Шада в Кременце уже успели прозвать: князь Муха. Он ответил:
- Воистину справедливы твои слова, словенский хан. Повелитель хакан,
да сотрутся кости его врагов, обозрел однажды границы покорных ему стран
и увидел, что нет мира ни на западе, ни на востоке...

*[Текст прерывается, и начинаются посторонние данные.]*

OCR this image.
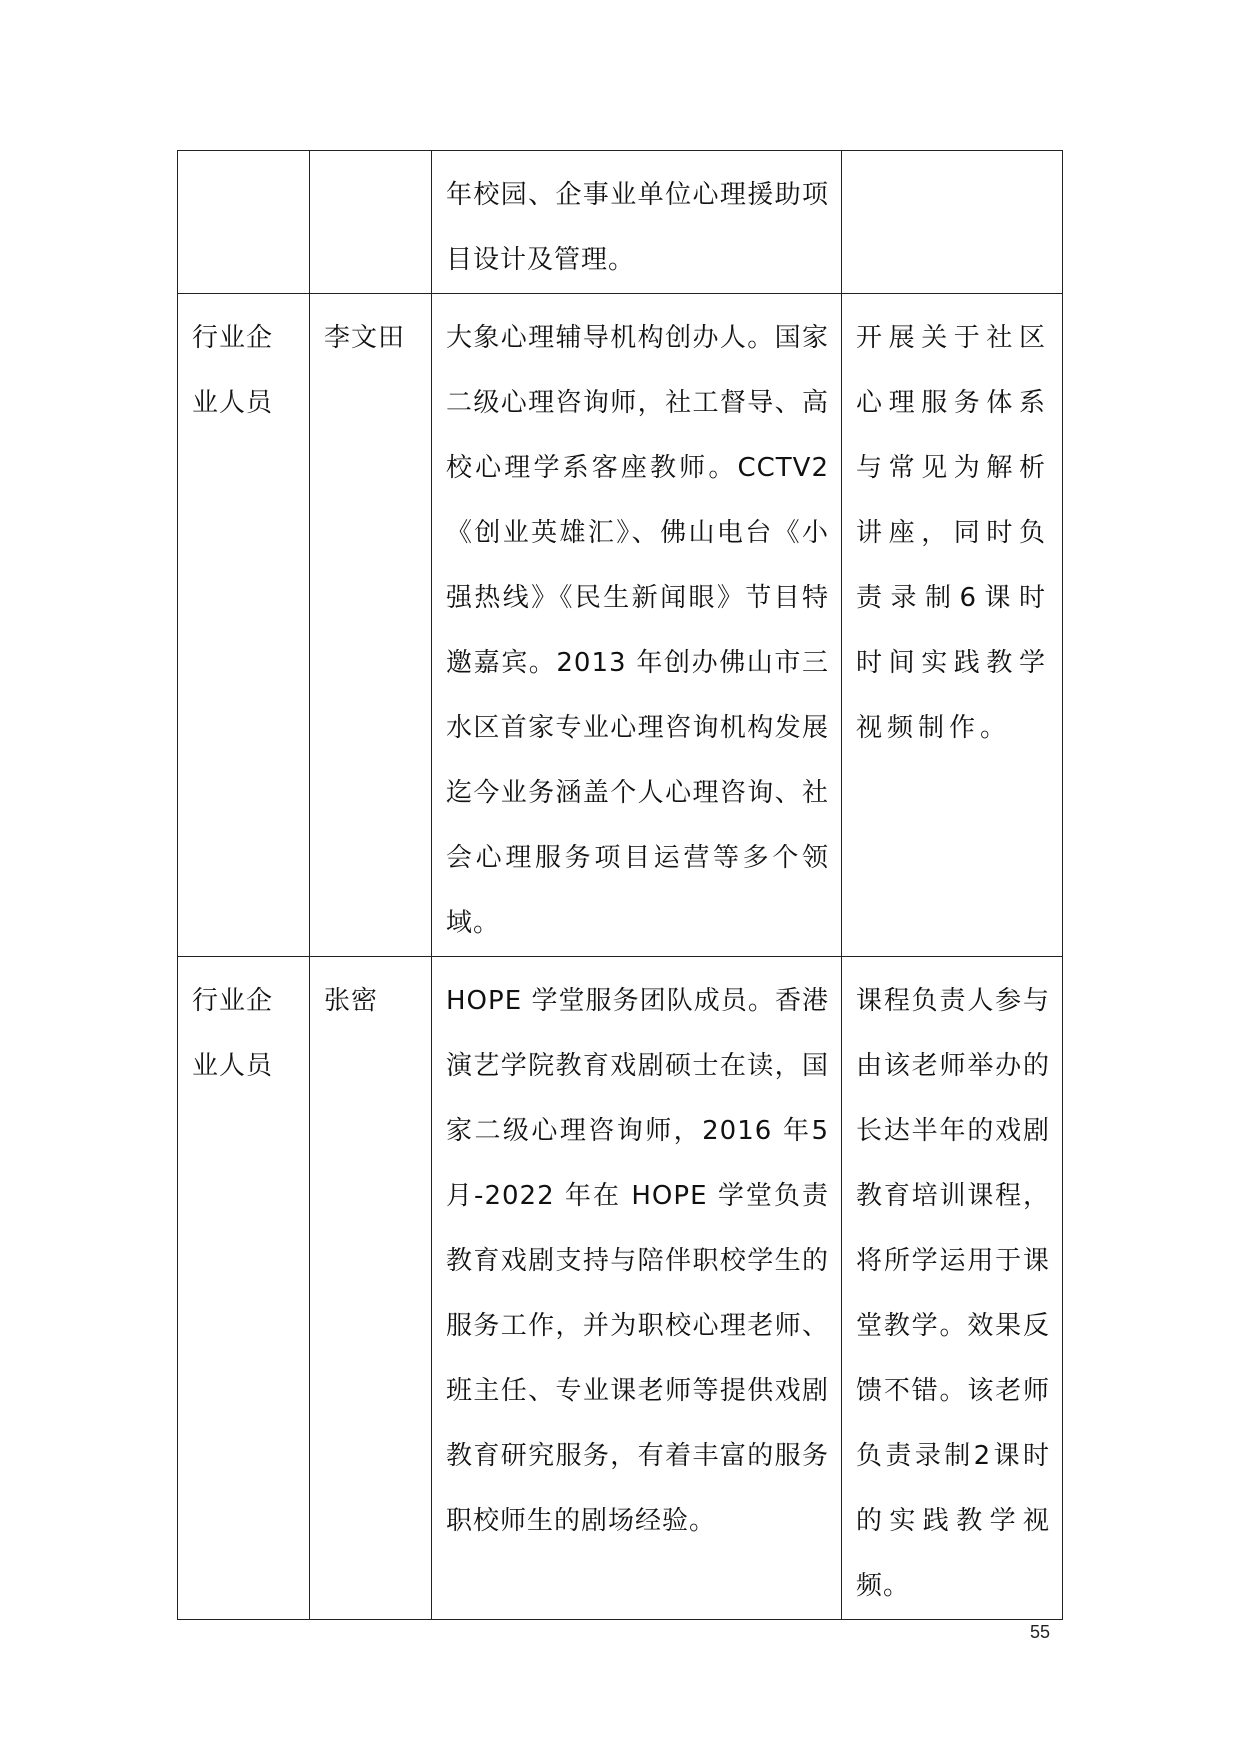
		年校园、企事业单位心理援助项目设计及管理。	
行业企业人员	李文田	大象心理辅导机构创办人。国家二级心理咨询师，社工督导、高校心理学系客座教师。CCTV2《创业英雄汇》、佛山电台《小强热线》《民生新闻眼》节目特邀嘉宾。2013 年创办佛山市三水区首家专业心理咨询机构发展迄今业务涵盖个人心理咨询、社会心理服务项目运营等多个领域。	开展关于社区心理服务体系与常见为解析讲座，同时负责录制6课时时间实践教学视频制作。
行业企业人员	张密	HOPE 学堂服务团队成员。香港演艺学院教育戏剧硕士在读，国家二级心理咨询师，2016 年5 月-2022 年在 HOPE 学堂负责教育戏剧支持与陪伴职校学生的服务工作，并为职校心理老师、班主任、专业课老师等提供戏剧教育研究服务，有着丰富的服务职校师生的剧场经验。	课程负责人参与由该老师举办的长达半年的戏剧教育培训课程，将所学运用于课堂教学。效果反馈不错。该老师负责录制2课时的实践教学视频。
55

Он говорил давно приготовленные слова, но здесь, в этой северной
гриднице, они вдруг показались ему обидными. И он торопливо добавил:
- Не думай, однако, будто есть или будут враги, способные поколебать
могущественный Атыл! На шеях его колесничных коней пребывают сила,
грохот и страх врагам, и беспредельная степь едва может снести мощь
нашего войска, когда оно выступает в поход...

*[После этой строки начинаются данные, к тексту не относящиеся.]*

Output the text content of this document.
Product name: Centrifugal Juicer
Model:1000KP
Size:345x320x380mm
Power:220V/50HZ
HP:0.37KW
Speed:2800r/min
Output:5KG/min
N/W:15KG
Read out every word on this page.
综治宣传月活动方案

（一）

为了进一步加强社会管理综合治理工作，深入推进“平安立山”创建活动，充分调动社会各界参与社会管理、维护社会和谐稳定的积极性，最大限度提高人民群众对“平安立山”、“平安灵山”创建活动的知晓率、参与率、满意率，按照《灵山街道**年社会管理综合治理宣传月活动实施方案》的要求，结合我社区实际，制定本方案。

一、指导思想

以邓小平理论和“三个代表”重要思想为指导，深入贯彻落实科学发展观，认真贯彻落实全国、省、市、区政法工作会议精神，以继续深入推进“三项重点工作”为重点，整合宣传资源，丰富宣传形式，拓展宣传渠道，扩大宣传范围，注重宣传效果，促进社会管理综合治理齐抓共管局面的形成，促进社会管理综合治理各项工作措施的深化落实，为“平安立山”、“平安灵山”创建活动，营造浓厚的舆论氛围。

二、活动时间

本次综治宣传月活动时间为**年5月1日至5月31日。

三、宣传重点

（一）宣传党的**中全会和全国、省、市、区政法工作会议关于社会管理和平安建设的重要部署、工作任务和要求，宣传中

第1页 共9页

Даже толмач и тот понял, что царевич погнал коня не по тому пути.
Несмотря на холод, на лбу переводчика выступил пот.
Князь Мстислав слушал шада совершенно бесстрастно, прикрыв веками
глаза... Но зато теперь Чурила поднял голову и смотрел на шада не
отрываясь. И тот почувствовал: надо остановиться. Он заставил себя
улыбнуться.
- Я не поучаю, я лишь сообщаю. Я хочу, чтобы ты знал: повелитель
могуч, и, когда он гневается, трепещут народы. Но он вовсе не желает
войны.
Прозвучало это весьма ко времени, ибо иные из бояр были уже готовы
перебить дерзкую речь. Алп-Тархан внутренне ликовал. Он с самого начала
говорил Мохо, что ничего из этого не выйдет. Полководец привык трудиться
саблей, а не языком. И вот теперь неудача сделалась очевидна, и это было
отрадно.
А Мстислав спросил с еле уловимой насмешкой:
- Чего же хочет от нас хакан, столь могущественный, что всякая его
рабыня живет в золотом шатре? Мы не имеем богатств, которые могли бы с
этим сравниться... Если же хакану нужен только мир, так ведь мы и раньше
не ходили его воевать.
И вновь понес слова от одного к другому тщедушный маленький толмач,
даря каждому из говоривших лишние мгновения на раздумье. Халльгрим
смотрел на него и вспоминал белку по имени Грызозуб, что скакала, как
говорили, по Мировому Древу, посредничая в перебранке между драконом и
орлом...
- Что же нужно хакану? - спросил старый князь. И Мохо чуть
подобрался, напрягшись, как перед прыжком. О Шехина, прими под крылья
недостойного раба твоего Сабриеля! И ты, непобедимый Бог предков
Тен-грихан, вспомни сына своего Мохо... Мелькнула перед глазами резная
тень виноградника. И тоненькая девочка-жена, на коленях подающая
разрезанную дыню и чашу с ароматным вином...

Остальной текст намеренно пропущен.